Роль «лесного братства», приютившего героиню, в сказках «классического», т.е. несмешанного типа, на этом заканчивается: девицу в гробу беспрепятственно похищает новый персонаж («принц», «барин», «купеческий сын»), движимый иногда прагматическими (забрать себе ценности[110]), но – чаще – романтическими намерениями. В первом случае персонаж сам случайно оживляет героиню, раздевая тело, однако в конечном счете он не получает ее; так происходит в сказке «Нелюбимая дочь», а сказку «О мертвой царевне» из сборника «Сказки Заонежья»[111] запутавшийся сказитель закончил словами «дальше не знаю врать». В более распространенном и более соответствующем общему стремлению сказочного повествования довести рассказ до счастливого финала «романтическом варианте» нашедший гроб «принц» или «купеческий сын» привозит его к себе и втайне держит в своей «спальне»[112].
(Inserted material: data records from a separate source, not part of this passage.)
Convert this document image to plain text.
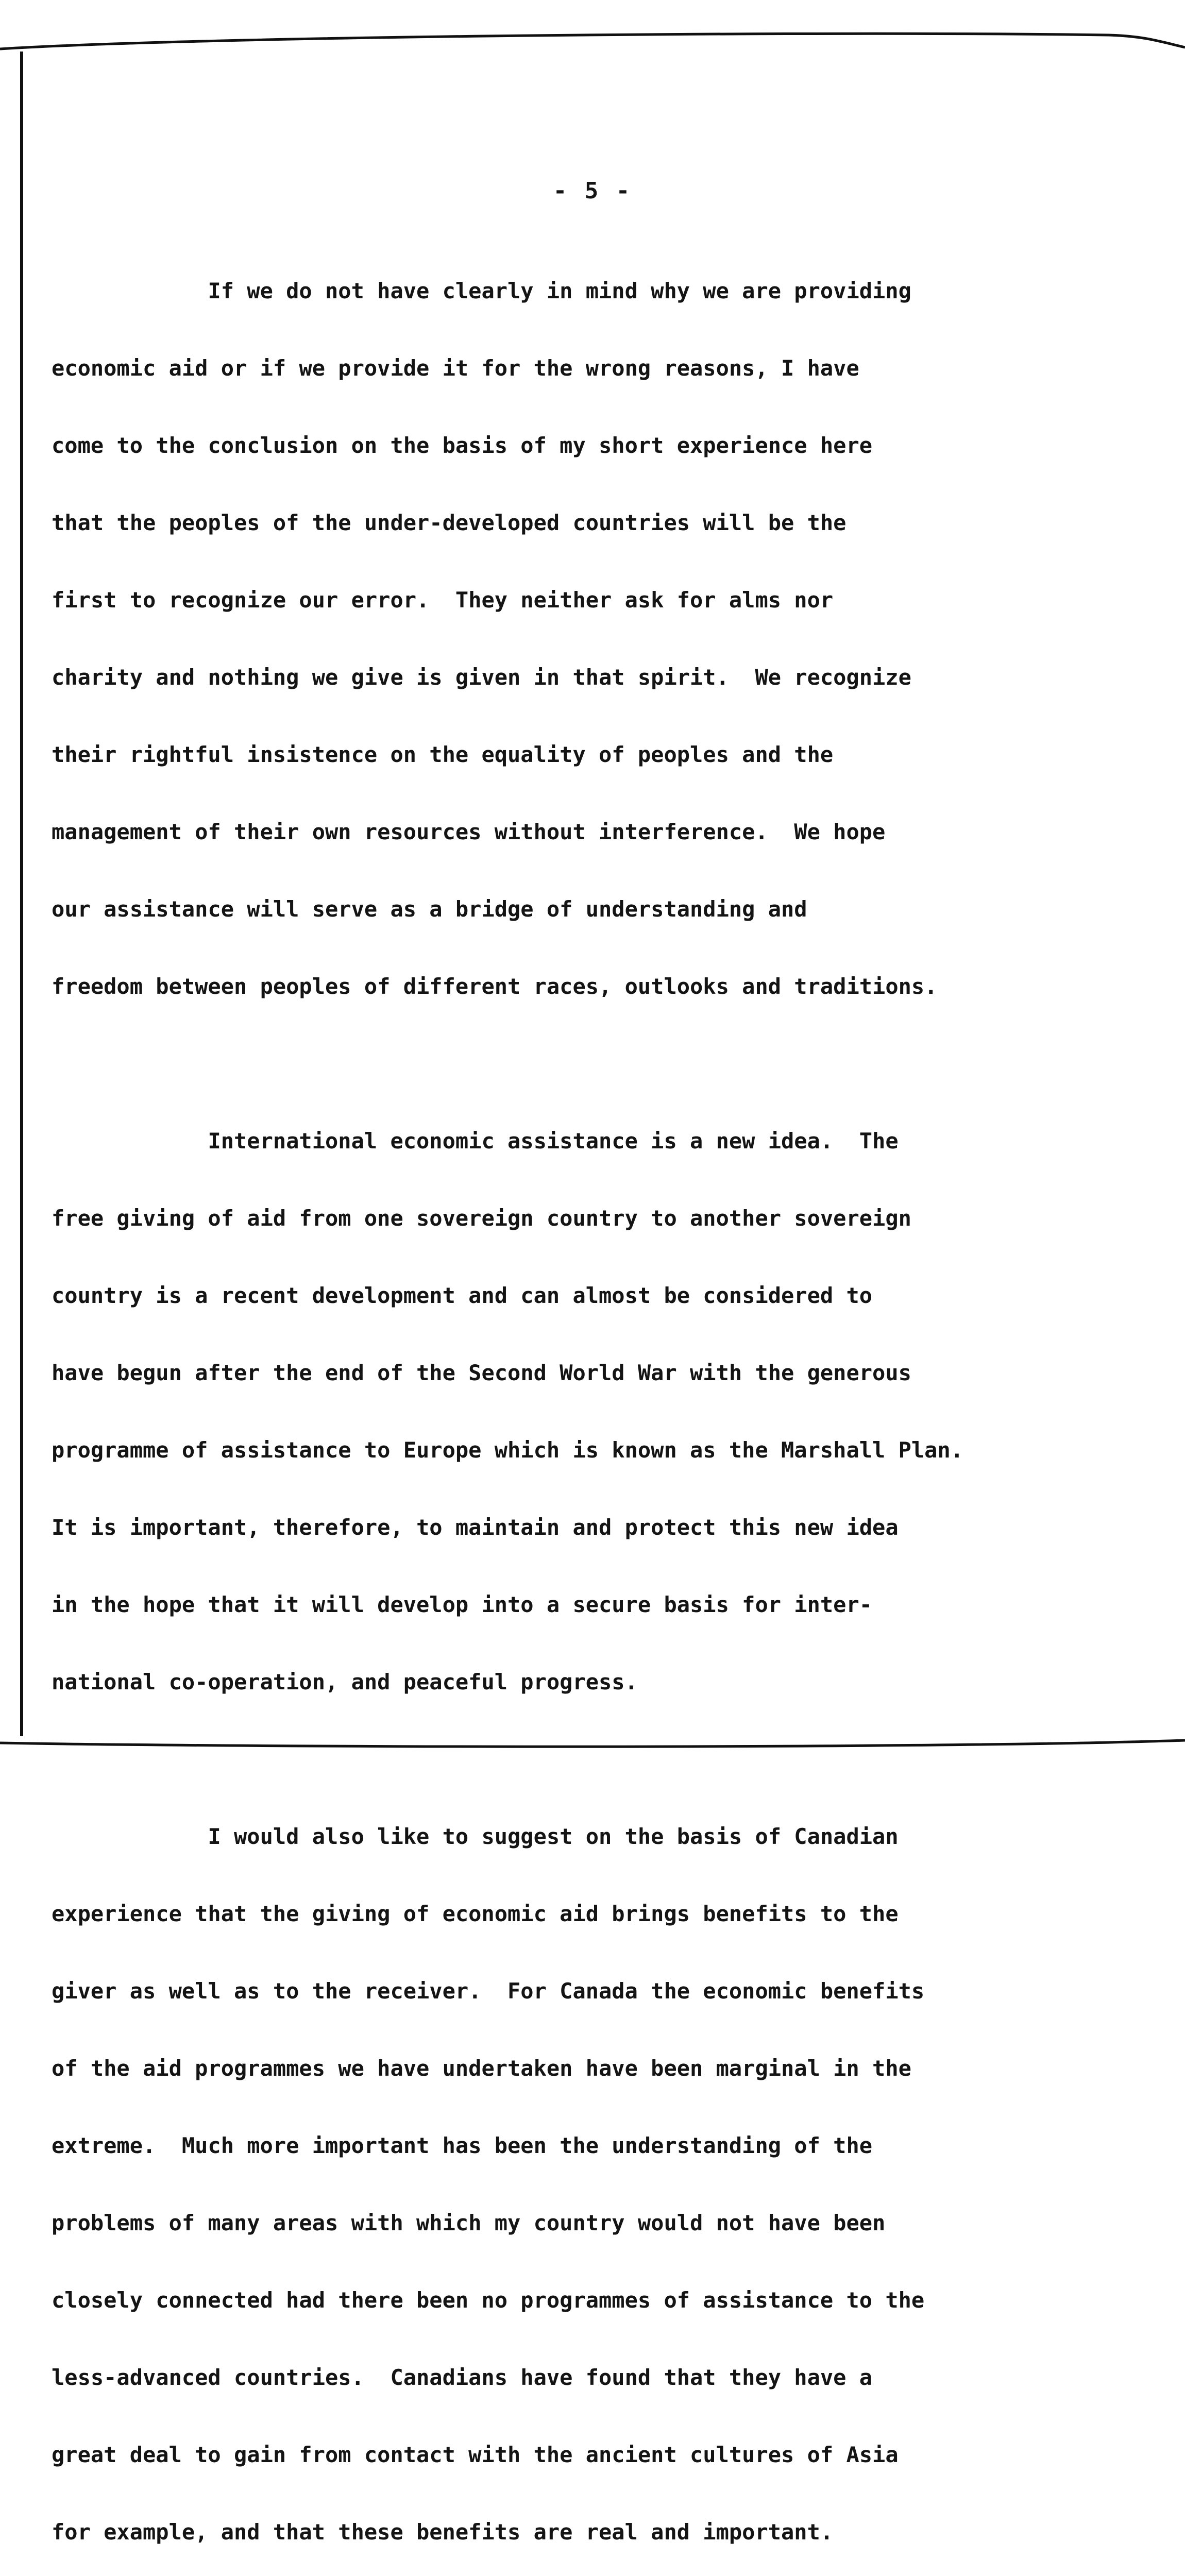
- 5 -

If we do not have clearly in mind why we are providing

economic aid or if we provide it for the wrong reasons, I have

come to the conclusion on the basis of my short experience here

that the peoples of the under-developed countries will be the

first to recognize our error.  They neither ask for alms nor

charity and nothing we give is given in that spirit.  We recognize

their rightful insistence on the equality of peoples and the

management of their own resources without interference.  We hope

our assistance will serve as a bridge of understanding and

freedom between peoples of different races, outlooks and traditions.

International economic assistance is a new idea.  The

free giving of aid from one sovereign country to another sovereign

country is a recent development and can almost be considered to

have begun after the end of the Second World War with the generous

programme of assistance to Europe which is known as the Marshall Plan.

It is important, therefore, to maintain and protect this new idea

in the hope that it will develop into a secure basis for inter-

national co-operation, and peaceful progress.

I would also like to suggest on the basis of Canadian

experience that the giving of economic aid brings benefits to the

giver as well as to the receiver.  For Canada the economic benefits

of the aid programmes we have undertaken have been marginal in the

extreme.  Much more important has been the understanding of the

problems of many areas with which my country would not have been

closely connected had there been no programmes of assistance to the

less-advanced countries.  Canadians have found that they have a

great deal to gain from contact with the ancient cultures of Asia

for example, and that these benefits are real and important.
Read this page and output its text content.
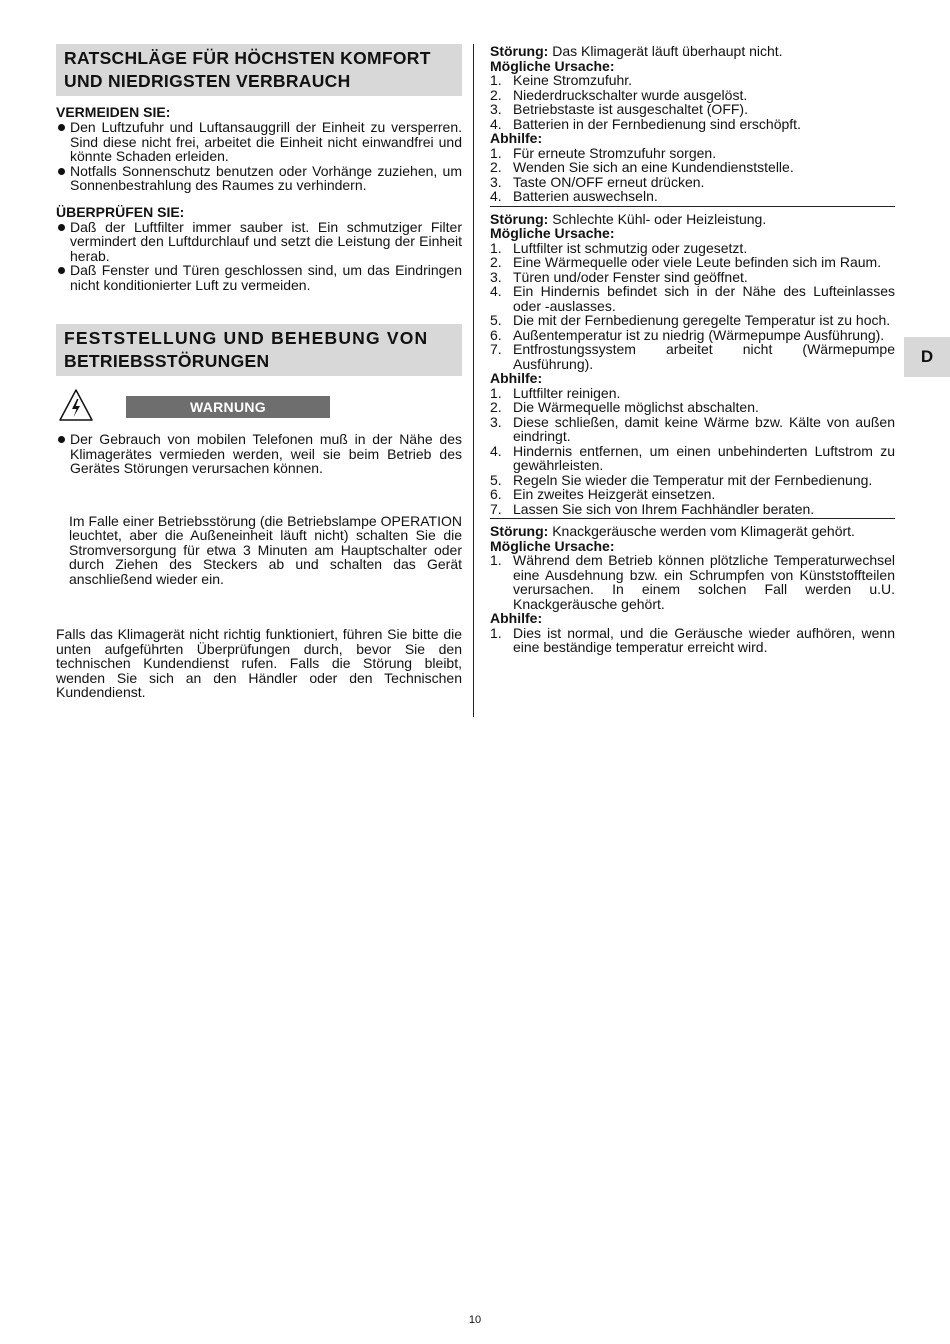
RATSCHLÄGE FÜR HÖCHSTEN KOMFORT
UND NIEDRIGSTEN VERBRAUCH
VERMEIDEN SIE:
Den Luftzufuhr und Luftansauggrill der Einheit zu versperren. Sind diese nicht frei, arbeitet die Einheit nicht einwandfrei und könnte Schaden erleiden.
Notfalls Sonnenschutz benutzen oder Vorhänge zuziehen, um Sonnenbestrahlung des Raumes zu verhindern.
ÜBERPRÜFEN SIE:
Daß der Luftfilter immer sauber ist. Ein schmutziger Filter vermindert den Luftdurchlauf und setzt die Leistung der Einheit herab.
Daß Fenster und Türen geschlossen sind, um das Eindringen nicht konditionierter Luft zu vermeiden.
FESTSTELLUNG UND BEHEBUNG VON
BETRIEBSSTÖRUNGEN
WARNUNG
Der Gebrauch von mobilen Telefonen muß in der Nähe des Klimagerätes vermieden werden, weil sie beim Betrieb des Gerätes Störungen verursachen können.

Im Falle einer Betriebsstörung (die Betriebslampe OPERATION leuchtet, aber die Außeneinheit läuft nicht) schalten Sie die Stromversorgung für etwa 3 Minuten am Hauptschalter oder durch Ziehen des Steckers ab und schalten das Gerät anschließend wieder ein.

Falls das Klimagerät nicht richtig funktioniert, führen Sie bitte die unten aufgeführten Überprüfungen durch, bevor Sie den technischen Kundendienst rufen. Falls die Störung bleibt, wenden Sie sich an den Händler oder den Technischen Kundendienst.

Störung: Das Klimagerät läuft überhaupt nicht.
Mögliche Ursache:
1. Keine Stromzufuhr.
2. Niederdruckschalter wurde ausgelöst.
3. Betriebstaste ist ausgeschaltet (OFF).
4. Batterien in der Fernbedienung sind erschöpft.
Abhilfe:
1. Für erneute Stromzufuhr sorgen.
2. Wenden Sie sich an eine Kundendienststelle.
3. Taste ON/OFF erneut drücken.
4. Batterien auswechseln.
Störung: Schlechte Kühl- oder Heizleistung.
Mögliche Ursache:
1. Luftfilter ist schmutzig oder zugesetzt.
2. Eine Wärmequelle oder viele Leute befinden sich im Raum.
3. Türen und/oder Fenster sind geöffnet.
4. Ein Hindernis befindet sich in der Nähe des Lufteinlasses oder -auslasses.
5. Die mit der Fernbedienung geregelte Temperatur ist zu hoch.
6. Außentemperatur ist zu niedrig (Wärmepumpe Ausführung).
7. Entfrostungssystem arbeitet nicht (Wärmepumpe Ausführung).
Abhilfe:
1. Luftfilter reinigen.
2. Die Wärmequelle möglichst abschalten.
3. Diese schließen, damit keine Wärme bzw. Kälte von außen eindringt.
4. Hindernis entfernen, um einen unbehinderten Luftstrom zu gewährleisten.
5. Regeln Sie wieder die Temperatur mit der Fernbedienung.
6. Ein zweites Heizgerät einsetzen.
7. Lassen Sie sich von Ihrem Fachhändler beraten.
Störung: Knackgeräusche werden vom Klimagerät gehört.
Mögliche Ursache:
1. Während dem Betrieb können plötzliche Temperaturwechsel eine Ausdehnung bzw. ein Schrumpfen von Künststoffteilen verursachen. In einem solchen Fall werden u.U. Knackgeräusche gehört.
Abhilfe:
1. Dies ist normal, und die Geräusche wieder aufhören, wenn eine beständige temperatur erreicht wird.
D
10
Очевидно, что сказка прибегает в данном случае к приему сюжетного умножения мотива сокрытия героини: поначалу она скрывалась отцом, затем скрывалась у лесного братства, наконец скрывается своим будущим женихом, который как бы соединяет черты предыдущих «укрывателей» героини: подобно ее отцу, он не хочет, чтобы о ней знали и, подобно «лесным братьям» вступает с ней в платонические любовные отношения («смотрит», «любуется на нее»). Однако если в двух предшествующих случаях спрятанную героиню обнаруживает ее мачеха, то в третьем – родители жениха: «мать думает «что-то сынок свою спальну запирает! Надо поглядеть!»[113]; В конце концов, мать жениха «приказала у дверей замок сломать… приказала своей дочери принести тонкую рубашку». После смены рубашки героиня ожила, и сын  «стал к матери приставать, чтобы венчаться на ней. Мать дала позволение»[114]. Характерно, что сказка вновь подчеркивает активную роль матери, но это уже активность «с положительным знаком». Кроме того родная мать жениха по отношению к героине оказывается доброй приемной матерью, действия которой исправляют вред, нанесенный «злой приемной матерью». Таким образом, можно сказать, что в сказке описан процесс превращения мачехи в мать – что является гармонизирующим переосмыслением процесса превращения матери в мачеху, но уже не в сказке, а в жизни. Сказке удается найти «позитивную альтернативу» этому процессу, придав материнские черты свекрови героини, показывая тем самым, что «новое рождение» выданной замуж дочери происходит уже в новой семье.

Литература

Сборники сказок:

 

Народные русские сказки А. Н. Афанасьева в трёх томах М., Наука, 1984—1985. — Т. 1-3. (обозначены как РСА).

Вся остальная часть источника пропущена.